清らかであると同時に、なかなかにつらく、厳しい物語である(清らかであるがために、かもしれない)。初めて読んだ十代半ばの頃、現実逃避も甚だしく夢見がちだったわたしには、このつらく厳しい愛のかたちは憧れですらあった。キリスト教という異国の文化との接触も加勢したかもしれない。物語の内容とわたしの実際の生活との乖離具合が、いっときの麻薬みたいにべつの世界へ連れて行ってくれるような気がしていた。

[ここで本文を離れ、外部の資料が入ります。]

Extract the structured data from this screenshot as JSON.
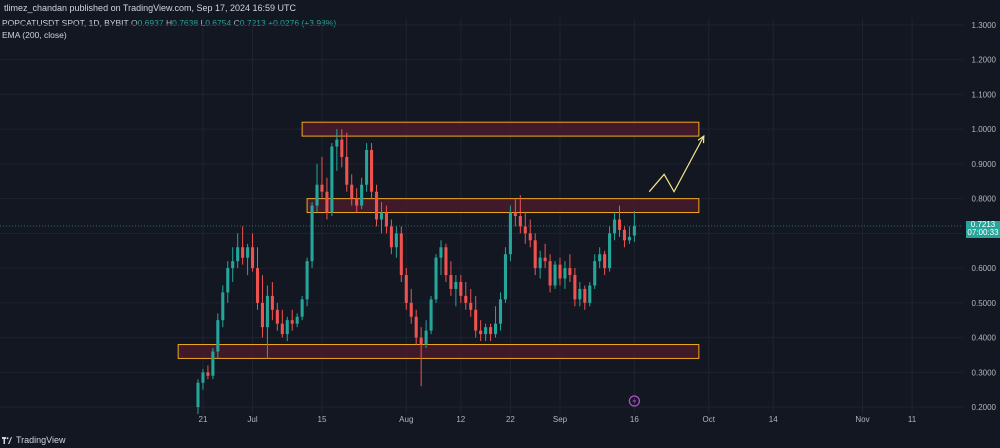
{
  "header": {
    "published": "tlimez_chandan published on TradingView.com, Sep 17, 2024 16:59 UTC"
  },
  "legend": {
    "symbol": "POPCATUSDT SPOT, 1D, BYBIT",
    "o_label": "O",
    "o_value": "0.6937",
    "h_label": "H",
    "h_value": "0.7638",
    "l_label": "L",
    "l_value": "0.6754",
    "c_label": "C",
    "c_value": "0.7213",
    "change": "+0.0276 (+3.98%)",
    "ema": "EMA (200, close)"
  },
  "price_tag": {
    "price": "0.7213",
    "countdown": "07:00:33"
  },
  "footer": {
    "brand": "TradingView"
  },
  "colors": {
    "background": "#131722",
    "up": "#26a69a",
    "down": "#ef5350",
    "zone_fill": "#4a1b2c",
    "zone_border": "#f0a81e",
    "projection": "#f3e98a",
    "event_icon": "#b24dcc"
  },
  "chart_data": {
    "type": "candlestick",
    "title": "POPCATUSDT SPOT, 1D, BYBIT",
    "y_ticks": [
      0.2,
      0.3,
      0.4,
      0.5,
      0.6,
      0.7,
      0.8,
      0.9,
      1.0,
      1.1,
      1.2,
      1.3
    ],
    "y_tick_labels": [
      "0.2000",
      "0.3000",
      "0.4000",
      "0.5000",
      "0.6000",
      "0.7000",
      "0.8000",
      "0.9000",
      "1.0000",
      "1.1000",
      "1.2000",
      "1.3000"
    ],
    "ylim": [
      0.18,
      1.32
    ],
    "x_start": "2024-06-20",
    "x_end": "2024-11-13",
    "x_ticks": [
      {
        "date": "2024-06-21",
        "label": "21"
      },
      {
        "date": "2024-07-01",
        "label": "Jul"
      },
      {
        "date": "2024-07-15",
        "label": "15"
      },
      {
        "date": "2024-08-01",
        "label": "Aug"
      },
      {
        "date": "2024-08-12",
        "label": "12"
      },
      {
        "date": "2024-08-22",
        "label": "22"
      },
      {
        "date": "2024-09-01",
        "label": "Sep"
      },
      {
        "date": "2024-09-16",
        "label": "16"
      },
      {
        "date": "2024-10-01",
        "label": "Oct"
      },
      {
        "date": "2024-10-14",
        "label": "14"
      },
      {
        "date": "2024-11-01",
        "label": "Nov"
      },
      {
        "date": "2024-11-11",
        "label": "11"
      }
    ],
    "grid": true,
    "zones": [
      {
        "from": "2024-07-11",
        "to": "2024-09-29",
        "low": 0.98,
        "high": 1.02
      },
      {
        "from": "2024-07-12",
        "to": "2024-09-29",
        "low": 0.76,
        "high": 0.8
      },
      {
        "from": "2024-06-16",
        "to": "2024-09-29",
        "low": 0.34,
        "high": 0.38
      }
    ],
    "projection": [
      {
        "date": "2024-09-19",
        "y": 0.82
      },
      {
        "date": "2024-09-22",
        "y": 0.87
      },
      {
        "date": "2024-09-24",
        "y": 0.82
      },
      {
        "date": "2024-09-30",
        "y": 0.98
      }
    ],
    "candles": [
      {
        "d": "2024-06-20",
        "o": 0.2,
        "h": 0.28,
        "l": 0.18,
        "c": 0.27
      },
      {
        "d": "2024-06-21",
        "o": 0.27,
        "h": 0.31,
        "l": 0.25,
        "c": 0.3
      },
      {
        "d": "2024-06-22",
        "o": 0.3,
        "h": 0.32,
        "l": 0.28,
        "c": 0.29
      },
      {
        "d": "2024-06-23",
        "o": 0.29,
        "h": 0.37,
        "l": 0.28,
        "c": 0.36
      },
      {
        "d": "2024-06-24",
        "o": 0.36,
        "h": 0.47,
        "l": 0.34,
        "c": 0.45
      },
      {
        "d": "2024-06-25",
        "o": 0.45,
        "h": 0.55,
        "l": 0.43,
        "c": 0.53
      },
      {
        "d": "2024-06-26",
        "o": 0.53,
        "h": 0.62,
        "l": 0.5,
        "c": 0.6
      },
      {
        "d": "2024-06-27",
        "o": 0.6,
        "h": 0.66,
        "l": 0.56,
        "c": 0.62
      },
      {
        "d": "2024-06-28",
        "o": 0.62,
        "h": 0.7,
        "l": 0.6,
        "c": 0.66
      },
      {
        "d": "2024-06-29",
        "o": 0.66,
        "h": 0.72,
        "l": 0.61,
        "c": 0.63
      },
      {
        "d": "2024-06-30",
        "o": 0.63,
        "h": 0.67,
        "l": 0.58,
        "c": 0.66
      },
      {
        "d": "2024-07-01",
        "o": 0.66,
        "h": 0.7,
        "l": 0.59,
        "c": 0.6
      },
      {
        "d": "2024-07-02",
        "o": 0.6,
        "h": 0.66,
        "l": 0.48,
        "c": 0.5
      },
      {
        "d": "2024-07-03",
        "o": 0.5,
        "h": 0.58,
        "l": 0.4,
        "c": 0.43
      },
      {
        "d": "2024-07-04",
        "o": 0.43,
        "h": 0.55,
        "l": 0.34,
        "c": 0.52
      },
      {
        "d": "2024-07-05",
        "o": 0.52,
        "h": 0.56,
        "l": 0.45,
        "c": 0.48
      },
      {
        "d": "2024-07-06",
        "o": 0.48,
        "h": 0.5,
        "l": 0.42,
        "c": 0.44
      },
      {
        "d": "2024-07-07",
        "o": 0.44,
        "h": 0.48,
        "l": 0.4,
        "c": 0.41
      },
      {
        "d": "2024-07-08",
        "o": 0.41,
        "h": 0.46,
        "l": 0.39,
        "c": 0.45
      },
      {
        "d": "2024-07-09",
        "o": 0.45,
        "h": 0.48,
        "l": 0.42,
        "c": 0.44
      },
      {
        "d": "2024-07-10",
        "o": 0.44,
        "h": 0.47,
        "l": 0.43,
        "c": 0.46
      },
      {
        "d": "2024-07-11",
        "o": 0.46,
        "h": 0.52,
        "l": 0.45,
        "c": 0.51
      },
      {
        "d": "2024-07-12",
        "o": 0.51,
        "h": 0.63,
        "l": 0.49,
        "c": 0.62
      },
      {
        "d": "2024-07-13",
        "o": 0.62,
        "h": 0.79,
        "l": 0.6,
        "c": 0.78
      },
      {
        "d": "2024-07-14",
        "o": 0.78,
        "h": 0.9,
        "l": 0.76,
        "c": 0.84
      },
      {
        "d": "2024-07-15",
        "o": 0.84,
        "h": 0.92,
        "l": 0.8,
        "c": 0.82
      },
      {
        "d": "2024-07-16",
        "o": 0.82,
        "h": 0.86,
        "l": 0.74,
        "c": 0.76
      },
      {
        "d": "2024-07-17",
        "o": 0.76,
        "h": 0.96,
        "l": 0.75,
        "c": 0.95
      },
      {
        "d": "2024-07-18",
        "o": 0.95,
        "h": 1.0,
        "l": 0.88,
        "c": 0.97
      },
      {
        "d": "2024-07-19",
        "o": 0.97,
        "h": 1.0,
        "l": 0.89,
        "c": 0.92
      },
      {
        "d": "2024-07-20",
        "o": 0.92,
        "h": 0.99,
        "l": 0.82,
        "c": 0.84
      },
      {
        "d": "2024-07-21",
        "o": 0.84,
        "h": 0.87,
        "l": 0.78,
        "c": 0.8
      },
      {
        "d": "2024-07-22",
        "o": 0.8,
        "h": 0.83,
        "l": 0.76,
        "c": 0.78
      },
      {
        "d": "2024-07-23",
        "o": 0.78,
        "h": 0.86,
        "l": 0.77,
        "c": 0.84
      },
      {
        "d": "2024-07-24",
        "o": 0.84,
        "h": 0.96,
        "l": 0.82,
        "c": 0.94
      },
      {
        "d": "2024-07-25",
        "o": 0.94,
        "h": 0.96,
        "l": 0.8,
        "c": 0.82
      },
      {
        "d": "2024-07-26",
        "o": 0.82,
        "h": 0.84,
        "l": 0.72,
        "c": 0.74
      },
      {
        "d": "2024-07-27",
        "o": 0.74,
        "h": 0.79,
        "l": 0.7,
        "c": 0.76
      },
      {
        "d": "2024-07-28",
        "o": 0.76,
        "h": 0.78,
        "l": 0.7,
        "c": 0.72
      },
      {
        "d": "2024-07-29",
        "o": 0.72,
        "h": 0.74,
        "l": 0.64,
        "c": 0.66
      },
      {
        "d": "2024-07-30",
        "o": 0.66,
        "h": 0.72,
        "l": 0.63,
        "c": 0.7
      },
      {
        "d": "2024-07-31",
        "o": 0.7,
        "h": 0.72,
        "l": 0.56,
        "c": 0.58
      },
      {
        "d": "2024-08-01",
        "o": 0.58,
        "h": 0.6,
        "l": 0.48,
        "c": 0.5
      },
      {
        "d": "2024-08-02",
        "o": 0.5,
        "h": 0.54,
        "l": 0.44,
        "c": 0.46
      },
      {
        "d": "2024-08-03",
        "o": 0.46,
        "h": 0.48,
        "l": 0.38,
        "c": 0.4
      },
      {
        "d": "2024-08-04",
        "o": 0.4,
        "h": 0.43,
        "l": 0.26,
        "c": 0.38
      },
      {
        "d": "2024-08-05",
        "o": 0.38,
        "h": 0.45,
        "l": 0.37,
        "c": 0.42
      },
      {
        "d": "2024-08-06",
        "o": 0.42,
        "h": 0.52,
        "l": 0.41,
        "c": 0.51
      },
      {
        "d": "2024-08-07",
        "o": 0.51,
        "h": 0.64,
        "l": 0.5,
        "c": 0.63
      },
      {
        "d": "2024-08-08",
        "o": 0.63,
        "h": 0.68,
        "l": 0.58,
        "c": 0.66
      },
      {
        "d": "2024-08-09",
        "o": 0.66,
        "h": 0.67,
        "l": 0.56,
        "c": 0.58
      },
      {
        "d": "2024-08-10",
        "o": 0.58,
        "h": 0.62,
        "l": 0.52,
        "c": 0.54
      },
      {
        "d": "2024-08-11",
        "o": 0.54,
        "h": 0.58,
        "l": 0.49,
        "c": 0.56
      },
      {
        "d": "2024-08-12",
        "o": 0.56,
        "h": 0.58,
        "l": 0.5,
        "c": 0.52
      },
      {
        "d": "2024-08-13",
        "o": 0.52,
        "h": 0.56,
        "l": 0.48,
        "c": 0.5
      },
      {
        "d": "2024-08-14",
        "o": 0.5,
        "h": 0.54,
        "l": 0.46,
        "c": 0.48
      },
      {
        "d": "2024-08-15",
        "o": 0.48,
        "h": 0.52,
        "l": 0.4,
        "c": 0.42
      },
      {
        "d": "2024-08-16",
        "o": 0.42,
        "h": 0.45,
        "l": 0.39,
        "c": 0.41
      },
      {
        "d": "2024-08-17",
        "o": 0.41,
        "h": 0.44,
        "l": 0.39,
        "c": 0.43
      },
      {
        "d": "2024-08-18",
        "o": 0.43,
        "h": 0.44,
        "l": 0.39,
        "c": 0.41
      },
      {
        "d": "2024-08-19",
        "o": 0.41,
        "h": 0.49,
        "l": 0.4,
        "c": 0.44
      },
      {
        "d": "2024-08-20",
        "o": 0.44,
        "h": 0.53,
        "l": 0.42,
        "c": 0.51
      },
      {
        "d": "2024-08-21",
        "o": 0.51,
        "h": 0.66,
        "l": 0.5,
        "c": 0.64
      },
      {
        "d": "2024-08-22",
        "o": 0.64,
        "h": 0.78,
        "l": 0.62,
        "c": 0.76
      },
      {
        "d": "2024-08-23",
        "o": 0.76,
        "h": 0.8,
        "l": 0.72,
        "c": 0.75
      },
      {
        "d": "2024-08-24",
        "o": 0.75,
        "h": 0.81,
        "l": 0.7,
        "c": 0.72
      },
      {
        "d": "2024-08-25",
        "o": 0.72,
        "h": 0.76,
        "l": 0.67,
        "c": 0.7
      },
      {
        "d": "2024-08-26",
        "o": 0.7,
        "h": 0.74,
        "l": 0.66,
        "c": 0.68
      },
      {
        "d": "2024-08-27",
        "o": 0.68,
        "h": 0.7,
        "l": 0.58,
        "c": 0.6
      },
      {
        "d": "2024-08-28",
        "o": 0.6,
        "h": 0.65,
        "l": 0.57,
        "c": 0.63
      },
      {
        "d": "2024-08-29",
        "o": 0.63,
        "h": 0.67,
        "l": 0.6,
        "c": 0.62
      },
      {
        "d": "2024-08-30",
        "o": 0.62,
        "h": 0.64,
        "l": 0.53,
        "c": 0.55
      },
      {
        "d": "2024-08-31",
        "o": 0.55,
        "h": 0.62,
        "l": 0.54,
        "c": 0.61
      },
      {
        "d": "2024-09-01",
        "o": 0.61,
        "h": 0.63,
        "l": 0.55,
        "c": 0.57
      },
      {
        "d": "2024-09-02",
        "o": 0.57,
        "h": 0.62,
        "l": 0.54,
        "c": 0.6
      },
      {
        "d": "2024-09-03",
        "o": 0.6,
        "h": 0.64,
        "l": 0.56,
        "c": 0.58
      },
      {
        "d": "2024-09-04",
        "o": 0.58,
        "h": 0.6,
        "l": 0.49,
        "c": 0.51
      },
      {
        "d": "2024-09-05",
        "o": 0.51,
        "h": 0.56,
        "l": 0.49,
        "c": 0.54
      },
      {
        "d": "2024-09-06",
        "o": 0.54,
        "h": 0.55,
        "l": 0.48,
        "c": 0.5
      },
      {
        "d": "2024-09-07",
        "o": 0.5,
        "h": 0.56,
        "l": 0.49,
        "c": 0.55
      },
      {
        "d": "2024-09-08",
        "o": 0.55,
        "h": 0.64,
        "l": 0.54,
        "c": 0.62
      },
      {
        "d": "2024-09-09",
        "o": 0.62,
        "h": 0.66,
        "l": 0.6,
        "c": 0.64
      },
      {
        "d": "2024-09-10",
        "o": 0.64,
        "h": 0.65,
        "l": 0.58,
        "c": 0.6
      },
      {
        "d": "2024-09-11",
        "o": 0.6,
        "h": 0.72,
        "l": 0.59,
        "c": 0.7
      },
      {
        "d": "2024-09-12",
        "o": 0.7,
        "h": 0.76,
        "l": 0.68,
        "c": 0.74
      },
      {
        "d": "2024-09-13",
        "o": 0.74,
        "h": 0.78,
        "l": 0.69,
        "c": 0.71
      },
      {
        "d": "2024-09-14",
        "o": 0.71,
        "h": 0.72,
        "l": 0.66,
        "c": 0.68
      },
      {
        "d": "2024-09-15",
        "o": 0.68,
        "h": 0.72,
        "l": 0.67,
        "c": 0.69
      },
      {
        "d": "2024-09-16",
        "o": 0.6937,
        "h": 0.7638,
        "l": 0.6754,
        "c": 0.7213
      }
    ]
  }
}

アリサの潔癖さを見て、「これがわたしの理想だ!」と、そんなふうにも感じ入っていた。わたしのこころのうちを見透かされているみたい。アリサと自分を重ねることで、自分が一緒に清められていく気がしたのかもしれない。

さて、おとなになったわたしはいったい何を感じたか?
アリサ(とジェローム)が求めるひたすらに純粋な愛、アリサの母リュシルの汚れた(けれども、ある種とても人間的な)愛、ジュリエットの切なくこころを痛める愛。仕方ないよなあ、だって人間だもの(みつを)、止められないもの。だれかへの愛を、理知の領域でどうにか収めようとするのは苦しいよなあ。という、なんというか、十代のあの頃に比べるとあまりに一般的で人間的な感想を抱いた。
もちろん、アリサたちのような恋愛への憧れは抱き続けている。だってストイックでうつくしいもの。随所に出てくるロマンチックな仕草ややり取り、会話…そう、あの、紫水晶の十字架のくだりなんかは少女心をくすぐる。

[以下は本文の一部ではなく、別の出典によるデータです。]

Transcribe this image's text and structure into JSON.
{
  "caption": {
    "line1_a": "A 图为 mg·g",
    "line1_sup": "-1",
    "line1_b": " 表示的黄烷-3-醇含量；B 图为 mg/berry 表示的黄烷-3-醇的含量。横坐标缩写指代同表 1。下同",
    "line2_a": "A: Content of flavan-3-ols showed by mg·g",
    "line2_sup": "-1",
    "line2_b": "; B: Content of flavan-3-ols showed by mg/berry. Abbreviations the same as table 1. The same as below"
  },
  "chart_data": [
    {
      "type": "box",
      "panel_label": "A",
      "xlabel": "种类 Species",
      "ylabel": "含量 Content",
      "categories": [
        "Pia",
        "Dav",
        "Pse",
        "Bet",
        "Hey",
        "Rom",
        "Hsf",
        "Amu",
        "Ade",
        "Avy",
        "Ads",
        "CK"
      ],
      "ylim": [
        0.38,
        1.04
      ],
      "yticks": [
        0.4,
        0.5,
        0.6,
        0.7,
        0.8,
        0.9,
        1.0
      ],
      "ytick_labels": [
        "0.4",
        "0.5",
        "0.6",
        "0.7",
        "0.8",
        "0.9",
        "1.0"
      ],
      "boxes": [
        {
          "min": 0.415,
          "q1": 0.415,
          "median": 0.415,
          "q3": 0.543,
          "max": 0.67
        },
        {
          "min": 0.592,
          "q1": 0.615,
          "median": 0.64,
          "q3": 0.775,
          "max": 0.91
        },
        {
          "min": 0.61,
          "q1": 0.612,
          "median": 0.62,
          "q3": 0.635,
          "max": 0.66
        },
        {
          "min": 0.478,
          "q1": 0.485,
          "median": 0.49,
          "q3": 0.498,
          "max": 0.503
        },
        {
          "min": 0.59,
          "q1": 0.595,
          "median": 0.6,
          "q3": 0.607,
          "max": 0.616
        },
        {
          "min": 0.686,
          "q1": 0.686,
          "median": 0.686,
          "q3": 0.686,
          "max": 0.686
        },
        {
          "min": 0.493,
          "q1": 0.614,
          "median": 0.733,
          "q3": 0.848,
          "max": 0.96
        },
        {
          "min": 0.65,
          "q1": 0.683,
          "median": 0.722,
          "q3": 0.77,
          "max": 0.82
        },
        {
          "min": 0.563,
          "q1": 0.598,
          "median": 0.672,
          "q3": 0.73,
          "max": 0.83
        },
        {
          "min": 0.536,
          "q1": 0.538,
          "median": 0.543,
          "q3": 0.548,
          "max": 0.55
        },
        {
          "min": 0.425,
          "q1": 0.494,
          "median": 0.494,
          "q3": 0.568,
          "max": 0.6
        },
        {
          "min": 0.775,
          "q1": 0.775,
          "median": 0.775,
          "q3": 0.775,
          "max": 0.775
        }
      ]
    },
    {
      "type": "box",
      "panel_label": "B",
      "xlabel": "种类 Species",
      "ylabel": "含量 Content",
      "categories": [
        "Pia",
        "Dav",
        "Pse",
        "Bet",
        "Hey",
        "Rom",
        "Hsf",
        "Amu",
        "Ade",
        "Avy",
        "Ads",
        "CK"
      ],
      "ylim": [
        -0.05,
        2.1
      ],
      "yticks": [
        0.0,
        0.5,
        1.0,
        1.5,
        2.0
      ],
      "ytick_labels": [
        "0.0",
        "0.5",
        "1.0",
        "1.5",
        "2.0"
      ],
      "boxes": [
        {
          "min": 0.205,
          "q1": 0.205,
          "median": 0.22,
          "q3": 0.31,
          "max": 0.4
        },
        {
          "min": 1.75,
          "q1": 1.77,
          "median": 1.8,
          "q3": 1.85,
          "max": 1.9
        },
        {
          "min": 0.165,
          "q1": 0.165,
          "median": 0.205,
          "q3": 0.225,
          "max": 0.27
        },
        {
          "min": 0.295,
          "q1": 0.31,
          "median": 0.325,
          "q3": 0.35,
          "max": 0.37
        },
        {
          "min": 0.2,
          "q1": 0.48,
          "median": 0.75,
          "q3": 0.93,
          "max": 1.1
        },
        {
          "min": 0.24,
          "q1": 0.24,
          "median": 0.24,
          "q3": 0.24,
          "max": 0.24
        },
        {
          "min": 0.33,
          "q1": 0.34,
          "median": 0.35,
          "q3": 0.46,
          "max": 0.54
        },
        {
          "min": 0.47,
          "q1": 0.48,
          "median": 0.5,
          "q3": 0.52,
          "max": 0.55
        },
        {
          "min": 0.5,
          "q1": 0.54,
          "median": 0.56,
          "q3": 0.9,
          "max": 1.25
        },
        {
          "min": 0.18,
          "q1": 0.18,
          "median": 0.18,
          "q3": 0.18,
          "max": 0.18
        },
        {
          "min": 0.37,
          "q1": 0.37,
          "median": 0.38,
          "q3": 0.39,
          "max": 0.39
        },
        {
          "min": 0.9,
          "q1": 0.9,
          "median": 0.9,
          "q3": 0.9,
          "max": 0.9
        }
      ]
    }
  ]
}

今回、わたしが意外と感情移入した登場人物はジュリエットだったかもしれない。最後のシーンが印象的であることも含め、長く切ない思いを胸に秘めながら子どもを産み育て成熟していくさまは、現代社会に生きるわたしにとってアリサよりリアルだ。

「力を尽して狭き門より入れ。滅びにいたる門は大きく、その路は広く、之より入る者おおし。生命にいたる門は狭く、その路は細く、之を見いだす者すくなし」

アンドレ・ジイド『狭き門』

有名なこの一節を、熱に浮かされたように唱えていたあの頃より、いまのわたしはよくも悪くも傍観者としてこの小説を読むことができる。おとなになったってこと? いや、年をとった? 現実を知った? 夢に逃げなくても生きられるようになった?

それもわたしの変化、changeか。あの頃のわたしを置いてきたわけじゃないから、この変化も楽しんでみようか。